The sun would rise and he would meet it unprepared,
Labelled a fool in having missed what he had dared.
He ran across the room, took his pastilles and laid
Them on the flat-topped pear, most carefully displayed
To light with ease, then stood a little to one side,
Focussed a burning-glass and painstakingly tried
To hold it angled so the bunched and prismed rays
Should leap upon each other and spring into a blaze.
Sharp as a wheeling edge of disked, carnation flame,
Gem-hard and cutting upward, slowly the round sun came.
The arrowed fire caught the burning-glass and glanced,
Split to a multitude of pointed spears, and lanced,
A deeper, hotter flame, it took the incense pile
Which welcomed it and broke into a little smile
Of yellow flamelets, creeping, crackling, thrusting up,
A golden, red-slashed lily in a lacquer cup.
"O ye Fire and Heat, Bless ye the Lord; 
Praise Him, and Magnify Him
for ever.
O ye Winter and Summer, Bless ye the Lord; Praise Him, 
and Magnify Him
for ever.
O ye Nights and Days, Bless ye the Lord; Praise Him, 
and Magnify Him
for ever.
O ye Lightnings and Clouds, Bless ye the Lord; Praise 
Him, and Magnify Him
for ever."
A moment so it hung, wide-curved, bright-petalled, 
seeming
A chalice foamed with sunrise. The Boy woke from his 
dreaming.
A spike of flame had caught the card of butterflies,
The oriole's nest took fire, soon all four galleries
Where he had spread his treasures were become one tongue
Of gleaming, brutal fire. The Boy instantly swung
His pitcher off the wash-stand and turned it upside down.
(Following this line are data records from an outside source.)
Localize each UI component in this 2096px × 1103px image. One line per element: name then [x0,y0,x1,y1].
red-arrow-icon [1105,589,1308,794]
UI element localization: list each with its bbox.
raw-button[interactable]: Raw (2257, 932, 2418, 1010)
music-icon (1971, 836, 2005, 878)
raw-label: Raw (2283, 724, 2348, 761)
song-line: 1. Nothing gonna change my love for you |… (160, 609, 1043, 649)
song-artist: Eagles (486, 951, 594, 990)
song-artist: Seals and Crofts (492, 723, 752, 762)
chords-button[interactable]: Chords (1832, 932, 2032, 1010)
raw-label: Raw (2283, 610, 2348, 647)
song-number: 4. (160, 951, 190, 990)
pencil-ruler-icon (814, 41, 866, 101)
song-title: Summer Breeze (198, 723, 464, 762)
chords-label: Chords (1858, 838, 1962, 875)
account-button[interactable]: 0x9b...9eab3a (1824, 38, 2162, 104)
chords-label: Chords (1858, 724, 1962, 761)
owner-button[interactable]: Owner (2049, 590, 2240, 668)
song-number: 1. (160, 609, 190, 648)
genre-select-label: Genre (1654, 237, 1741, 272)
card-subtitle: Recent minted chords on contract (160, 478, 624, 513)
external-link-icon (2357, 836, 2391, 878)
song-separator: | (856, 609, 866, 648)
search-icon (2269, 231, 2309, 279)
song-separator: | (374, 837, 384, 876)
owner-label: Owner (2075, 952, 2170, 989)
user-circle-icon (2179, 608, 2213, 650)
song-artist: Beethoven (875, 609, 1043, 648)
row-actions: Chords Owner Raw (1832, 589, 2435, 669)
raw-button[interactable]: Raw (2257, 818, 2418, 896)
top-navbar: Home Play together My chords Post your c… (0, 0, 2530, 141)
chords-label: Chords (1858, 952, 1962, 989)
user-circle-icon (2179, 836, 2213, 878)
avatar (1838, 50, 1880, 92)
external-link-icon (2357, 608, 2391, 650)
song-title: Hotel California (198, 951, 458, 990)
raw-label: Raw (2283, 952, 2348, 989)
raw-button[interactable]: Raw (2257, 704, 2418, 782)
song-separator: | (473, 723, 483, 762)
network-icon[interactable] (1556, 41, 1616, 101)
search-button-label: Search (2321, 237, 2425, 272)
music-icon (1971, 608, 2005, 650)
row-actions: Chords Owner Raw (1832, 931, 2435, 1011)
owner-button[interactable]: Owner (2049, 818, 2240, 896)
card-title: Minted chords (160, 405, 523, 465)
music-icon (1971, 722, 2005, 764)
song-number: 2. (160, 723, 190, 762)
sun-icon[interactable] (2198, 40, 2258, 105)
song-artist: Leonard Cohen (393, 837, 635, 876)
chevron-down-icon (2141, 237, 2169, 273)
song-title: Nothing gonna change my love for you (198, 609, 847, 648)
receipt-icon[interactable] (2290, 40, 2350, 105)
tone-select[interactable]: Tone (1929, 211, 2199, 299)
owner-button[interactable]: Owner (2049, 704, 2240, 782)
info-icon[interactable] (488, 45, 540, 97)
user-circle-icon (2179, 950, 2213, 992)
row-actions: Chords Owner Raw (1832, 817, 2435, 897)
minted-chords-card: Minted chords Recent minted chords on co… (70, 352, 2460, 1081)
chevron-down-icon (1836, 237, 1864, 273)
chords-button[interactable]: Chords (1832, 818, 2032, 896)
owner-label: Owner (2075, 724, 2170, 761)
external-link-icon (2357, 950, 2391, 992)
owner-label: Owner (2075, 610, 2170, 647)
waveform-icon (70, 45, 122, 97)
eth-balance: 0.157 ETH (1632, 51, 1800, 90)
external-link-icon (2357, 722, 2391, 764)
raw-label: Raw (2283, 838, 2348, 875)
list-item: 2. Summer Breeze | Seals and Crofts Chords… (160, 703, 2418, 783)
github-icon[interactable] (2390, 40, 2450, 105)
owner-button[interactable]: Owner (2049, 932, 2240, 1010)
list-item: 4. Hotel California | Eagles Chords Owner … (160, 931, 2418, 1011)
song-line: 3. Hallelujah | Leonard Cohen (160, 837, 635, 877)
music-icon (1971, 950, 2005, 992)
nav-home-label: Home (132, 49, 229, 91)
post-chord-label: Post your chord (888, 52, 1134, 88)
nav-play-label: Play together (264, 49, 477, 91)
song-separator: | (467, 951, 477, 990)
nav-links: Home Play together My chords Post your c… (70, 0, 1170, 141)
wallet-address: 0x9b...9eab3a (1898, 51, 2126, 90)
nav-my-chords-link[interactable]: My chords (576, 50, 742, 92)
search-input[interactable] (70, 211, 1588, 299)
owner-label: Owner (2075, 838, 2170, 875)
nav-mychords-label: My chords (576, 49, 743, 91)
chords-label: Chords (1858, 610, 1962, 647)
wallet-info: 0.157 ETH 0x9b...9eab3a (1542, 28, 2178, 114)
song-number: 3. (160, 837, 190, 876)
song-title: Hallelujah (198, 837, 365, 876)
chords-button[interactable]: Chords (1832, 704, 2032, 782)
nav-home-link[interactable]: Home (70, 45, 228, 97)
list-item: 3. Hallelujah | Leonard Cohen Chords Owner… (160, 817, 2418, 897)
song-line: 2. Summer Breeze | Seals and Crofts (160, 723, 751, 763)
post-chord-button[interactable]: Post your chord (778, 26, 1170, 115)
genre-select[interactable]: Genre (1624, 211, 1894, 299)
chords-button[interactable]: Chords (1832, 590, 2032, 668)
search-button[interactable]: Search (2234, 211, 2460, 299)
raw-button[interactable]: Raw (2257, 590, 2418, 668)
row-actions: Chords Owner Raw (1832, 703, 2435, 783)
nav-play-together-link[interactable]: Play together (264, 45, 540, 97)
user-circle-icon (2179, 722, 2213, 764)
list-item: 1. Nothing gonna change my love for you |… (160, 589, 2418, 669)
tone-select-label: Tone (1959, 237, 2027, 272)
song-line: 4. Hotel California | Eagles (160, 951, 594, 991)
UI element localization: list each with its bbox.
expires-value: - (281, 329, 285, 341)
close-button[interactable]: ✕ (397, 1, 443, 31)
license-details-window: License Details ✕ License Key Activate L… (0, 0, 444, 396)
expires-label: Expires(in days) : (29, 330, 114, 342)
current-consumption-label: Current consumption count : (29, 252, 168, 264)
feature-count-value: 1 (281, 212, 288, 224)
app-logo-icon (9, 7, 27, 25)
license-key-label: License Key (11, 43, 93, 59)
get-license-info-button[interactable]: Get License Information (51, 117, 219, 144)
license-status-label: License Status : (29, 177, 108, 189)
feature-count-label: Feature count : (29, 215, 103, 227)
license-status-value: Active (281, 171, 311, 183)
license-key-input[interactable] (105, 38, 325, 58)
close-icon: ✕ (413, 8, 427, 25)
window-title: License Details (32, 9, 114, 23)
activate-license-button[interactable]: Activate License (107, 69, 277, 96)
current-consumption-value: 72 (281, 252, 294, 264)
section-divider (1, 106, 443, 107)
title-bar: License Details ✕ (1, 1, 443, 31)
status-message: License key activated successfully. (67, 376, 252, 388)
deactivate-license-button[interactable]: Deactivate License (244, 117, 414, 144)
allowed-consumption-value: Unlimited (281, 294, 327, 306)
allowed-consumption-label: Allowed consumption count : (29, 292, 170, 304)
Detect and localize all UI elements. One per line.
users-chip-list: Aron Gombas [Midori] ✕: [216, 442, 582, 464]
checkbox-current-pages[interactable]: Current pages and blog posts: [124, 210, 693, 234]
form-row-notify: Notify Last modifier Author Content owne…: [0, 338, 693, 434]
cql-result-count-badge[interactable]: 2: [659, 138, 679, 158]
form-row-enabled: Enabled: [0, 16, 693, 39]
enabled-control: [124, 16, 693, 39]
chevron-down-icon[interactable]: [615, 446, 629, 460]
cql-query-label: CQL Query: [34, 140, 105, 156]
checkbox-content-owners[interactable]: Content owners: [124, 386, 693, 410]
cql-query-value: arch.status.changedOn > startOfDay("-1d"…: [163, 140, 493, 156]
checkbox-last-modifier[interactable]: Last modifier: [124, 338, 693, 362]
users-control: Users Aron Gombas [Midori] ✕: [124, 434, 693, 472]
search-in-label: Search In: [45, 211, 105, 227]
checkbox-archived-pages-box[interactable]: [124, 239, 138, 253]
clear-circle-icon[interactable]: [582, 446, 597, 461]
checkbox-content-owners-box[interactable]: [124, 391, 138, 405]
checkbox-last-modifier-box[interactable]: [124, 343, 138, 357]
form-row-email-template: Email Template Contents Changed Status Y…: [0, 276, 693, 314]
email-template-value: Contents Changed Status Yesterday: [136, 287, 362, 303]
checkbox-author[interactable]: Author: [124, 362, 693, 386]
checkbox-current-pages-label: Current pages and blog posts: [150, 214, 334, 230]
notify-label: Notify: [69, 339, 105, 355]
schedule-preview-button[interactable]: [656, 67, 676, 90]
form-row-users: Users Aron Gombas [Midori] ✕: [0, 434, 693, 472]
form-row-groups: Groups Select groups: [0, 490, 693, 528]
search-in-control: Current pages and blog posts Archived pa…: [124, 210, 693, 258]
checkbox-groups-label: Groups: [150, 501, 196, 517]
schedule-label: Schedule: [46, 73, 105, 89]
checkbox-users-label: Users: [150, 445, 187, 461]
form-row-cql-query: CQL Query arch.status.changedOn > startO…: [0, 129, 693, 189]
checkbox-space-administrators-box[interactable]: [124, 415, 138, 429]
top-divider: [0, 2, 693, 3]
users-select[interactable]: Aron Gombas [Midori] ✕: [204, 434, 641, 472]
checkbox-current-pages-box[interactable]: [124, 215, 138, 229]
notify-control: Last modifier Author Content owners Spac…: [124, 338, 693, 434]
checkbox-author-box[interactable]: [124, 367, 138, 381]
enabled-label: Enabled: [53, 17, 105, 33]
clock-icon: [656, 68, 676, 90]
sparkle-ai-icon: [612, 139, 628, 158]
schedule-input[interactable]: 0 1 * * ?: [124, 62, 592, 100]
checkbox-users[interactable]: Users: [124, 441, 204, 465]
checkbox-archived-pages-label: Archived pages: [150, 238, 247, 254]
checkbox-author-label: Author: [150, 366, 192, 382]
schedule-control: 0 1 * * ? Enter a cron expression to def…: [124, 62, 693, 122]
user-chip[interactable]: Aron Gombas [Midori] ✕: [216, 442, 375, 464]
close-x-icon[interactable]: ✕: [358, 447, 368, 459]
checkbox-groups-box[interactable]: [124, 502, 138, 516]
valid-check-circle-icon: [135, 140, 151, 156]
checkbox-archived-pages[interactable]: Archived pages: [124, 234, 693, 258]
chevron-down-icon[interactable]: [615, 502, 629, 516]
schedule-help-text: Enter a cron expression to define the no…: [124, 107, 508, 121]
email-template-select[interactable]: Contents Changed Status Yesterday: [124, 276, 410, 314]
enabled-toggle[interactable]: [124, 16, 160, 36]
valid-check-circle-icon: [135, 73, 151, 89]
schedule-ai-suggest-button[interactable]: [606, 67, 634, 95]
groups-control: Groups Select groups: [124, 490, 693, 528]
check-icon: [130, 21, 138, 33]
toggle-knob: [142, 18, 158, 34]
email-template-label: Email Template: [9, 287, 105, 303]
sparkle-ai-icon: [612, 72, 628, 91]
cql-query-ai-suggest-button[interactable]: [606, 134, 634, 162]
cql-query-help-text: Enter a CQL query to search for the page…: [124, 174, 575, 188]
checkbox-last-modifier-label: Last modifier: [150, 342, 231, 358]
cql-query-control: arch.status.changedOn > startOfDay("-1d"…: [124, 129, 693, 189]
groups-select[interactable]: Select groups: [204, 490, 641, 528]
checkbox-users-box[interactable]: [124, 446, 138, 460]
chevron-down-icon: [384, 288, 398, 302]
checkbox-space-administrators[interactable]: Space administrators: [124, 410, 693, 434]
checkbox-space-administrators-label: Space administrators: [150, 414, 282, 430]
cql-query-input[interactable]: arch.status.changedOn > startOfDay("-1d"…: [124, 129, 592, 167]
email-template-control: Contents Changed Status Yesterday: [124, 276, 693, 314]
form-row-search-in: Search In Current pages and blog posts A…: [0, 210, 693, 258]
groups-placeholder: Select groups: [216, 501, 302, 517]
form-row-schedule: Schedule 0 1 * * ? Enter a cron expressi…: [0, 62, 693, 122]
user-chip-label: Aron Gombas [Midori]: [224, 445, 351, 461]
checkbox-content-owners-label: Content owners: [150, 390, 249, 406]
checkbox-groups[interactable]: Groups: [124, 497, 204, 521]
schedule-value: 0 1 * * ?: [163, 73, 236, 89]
The flames drooped back and sizzled, and all his senses grown
Acute by fear, the Boy grabbed the quilt from his bed
And flung it over all, and then with aching head
He watched the early sunshine glint on the remains
Of his holy offering. The lacquer stand had stains
Ugly and charred all over, and where the golden pear
Had been, a deep, black hole gaped miserably. His dear
Treasures were puffs of ashes; only the stones were there,
Winking in the brightness.

The clock upon the stair
Struck five, and in the kitchen someone shook a grate.
The Boy began to dress, for it was getting late.